Friday, November 7, 2008

The struggle

I wrote in the last post about what the Scripture calls all believers to: we are to make God the center of our hope and joy, and to take great joy in Him and in serving Him. Thusly, we are to take joy in doing good, because that joy is lasting, it grows with us and in us, transforming us into men who are bent towards an eternity spent with God.

Yet, my heart is still chock-full of desires different from and even opposing that.

I look at a woman and am filled with desires and thoughts that amaze me in their graphic detail (and make me wish to have half as much detail in my writing as my mind generates for such garbage). Not constantly, of course, but on occasion. Likewise, most of the time when I'm driving down the road I'm courteous, I try my best to be positive and safe. But when traffic gets ridiculous, or someone nearly slams into me, it's easy to justify an outburst. Pride and lust are my oldest friends and greatest enemies.

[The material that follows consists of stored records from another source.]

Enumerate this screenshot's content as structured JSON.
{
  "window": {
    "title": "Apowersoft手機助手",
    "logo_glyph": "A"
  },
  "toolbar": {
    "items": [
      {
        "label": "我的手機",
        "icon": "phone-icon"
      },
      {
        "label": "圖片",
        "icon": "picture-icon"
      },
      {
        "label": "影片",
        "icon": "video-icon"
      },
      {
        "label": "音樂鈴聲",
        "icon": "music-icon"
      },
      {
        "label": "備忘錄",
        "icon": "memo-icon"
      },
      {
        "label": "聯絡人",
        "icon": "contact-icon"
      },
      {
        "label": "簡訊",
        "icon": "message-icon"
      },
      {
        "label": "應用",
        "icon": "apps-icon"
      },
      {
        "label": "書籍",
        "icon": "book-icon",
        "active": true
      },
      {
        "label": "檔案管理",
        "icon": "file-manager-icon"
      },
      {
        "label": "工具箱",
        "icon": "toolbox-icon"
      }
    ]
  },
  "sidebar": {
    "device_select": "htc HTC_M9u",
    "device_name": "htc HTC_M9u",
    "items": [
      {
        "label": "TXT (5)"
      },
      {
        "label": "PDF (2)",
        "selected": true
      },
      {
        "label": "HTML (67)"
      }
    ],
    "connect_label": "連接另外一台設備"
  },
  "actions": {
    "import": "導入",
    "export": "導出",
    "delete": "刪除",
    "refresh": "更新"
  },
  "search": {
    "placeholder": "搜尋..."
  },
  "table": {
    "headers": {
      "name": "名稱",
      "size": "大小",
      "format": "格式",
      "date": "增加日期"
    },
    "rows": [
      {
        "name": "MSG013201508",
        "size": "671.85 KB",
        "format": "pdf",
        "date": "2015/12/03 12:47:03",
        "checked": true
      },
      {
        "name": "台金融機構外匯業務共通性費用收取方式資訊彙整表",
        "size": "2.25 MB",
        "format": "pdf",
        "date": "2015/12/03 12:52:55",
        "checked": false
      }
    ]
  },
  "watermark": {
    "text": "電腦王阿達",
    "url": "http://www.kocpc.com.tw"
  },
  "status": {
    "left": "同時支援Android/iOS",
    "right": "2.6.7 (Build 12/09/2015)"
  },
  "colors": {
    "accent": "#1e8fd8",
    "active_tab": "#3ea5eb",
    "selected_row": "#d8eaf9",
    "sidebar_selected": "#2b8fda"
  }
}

Of course, one must not discount the issues of spiritual warfare. The Bible is clear that we are under attack from unseen forces that wish to influence us away from God and towards our baser selves. The degree to which we react to that influence or to what we are being influenced varies; C.S. Lewis' famous Screwtape Letters is of course an intriguing notion of how demons view us in their role as tempters and servants of the enemy. In Ephesians 6:10-20 Paul calls for us to be active in combating these forces, for they are our true enemies:

Finally, be strong in the Lord and in the strength of his might. Put on the whole armor of God, that you may be able to stand against the schemes of the devil. For we do not wrestle against flesh and blood, but against the rulers, against the authorities, against the cosmic powers over this present darkness, against the spiritual forces of evil in the heavenly places. Therefore take up the whole armor of God, that you may be able to withstand in the evil day, and having done all, to stand firm. Stand therefore, having fastened on the belt of truth, and having put on the breastplate of righteousness, and, as shoes for your feet, having put on the readiness given by the gospel of peace. In all circumstances take up the shield of faith, with which you can extinguish all the flaming darts of the evil one; and take the helmet of salvation, and the sword of the Spirit, which is the word of God, praying at all times in the Spirit, with all prayer and supplication. To that end keep alert with all perseverance, making supplication for all the saints, and also for me, that words may be given to me in opening my mouth boldly to proclaim the mystery of the gospel, for which I am an ambassador in chains, that I may declare it boldly, as I ought to speak.
Which is all fine and good. But what does it mean to me when I feel drawn to something I know good and well is wrong and destructive to me? Operating on fear isn't exactly a good motivator; even if I managed to slink through life without doing the sinful actions that draw me most, I still have several issues, the primary one being that external actions are not what God is most concerned with in humans. From beginning to end the Bible is insistently about the idea that our bodies are important, but they are also temporal--everything we do, see and experience is little more than a shadow, to use C.S. Lewis' famous analogy, a vague symbol of the true reality waiting for us beyond this life and this world. It is why Paul exhorts his readers in Romans 12, "Do not be conformed to this world, but be transformed by the renewal of your mind, that by testing you may discern what is the will of God, what is good and acceptable and perfect."

How do I find transformation? Only through God. And I find God by finding what stirs up my affections for Him, whatever it is that makes my heart focus on Him above all things and push aside sinful temptations. Contrariwise, there are a myriad of things that distract from my attention to God. The world today is seemingly built expressly for the purpose of making us look away from Him; we remain in a locked room with no windows convinced of the beauty of our surroundings, even while He knocks gently on the door, entreating us to open it.

What attracts me? What repels? Two important questions I shall delve into here.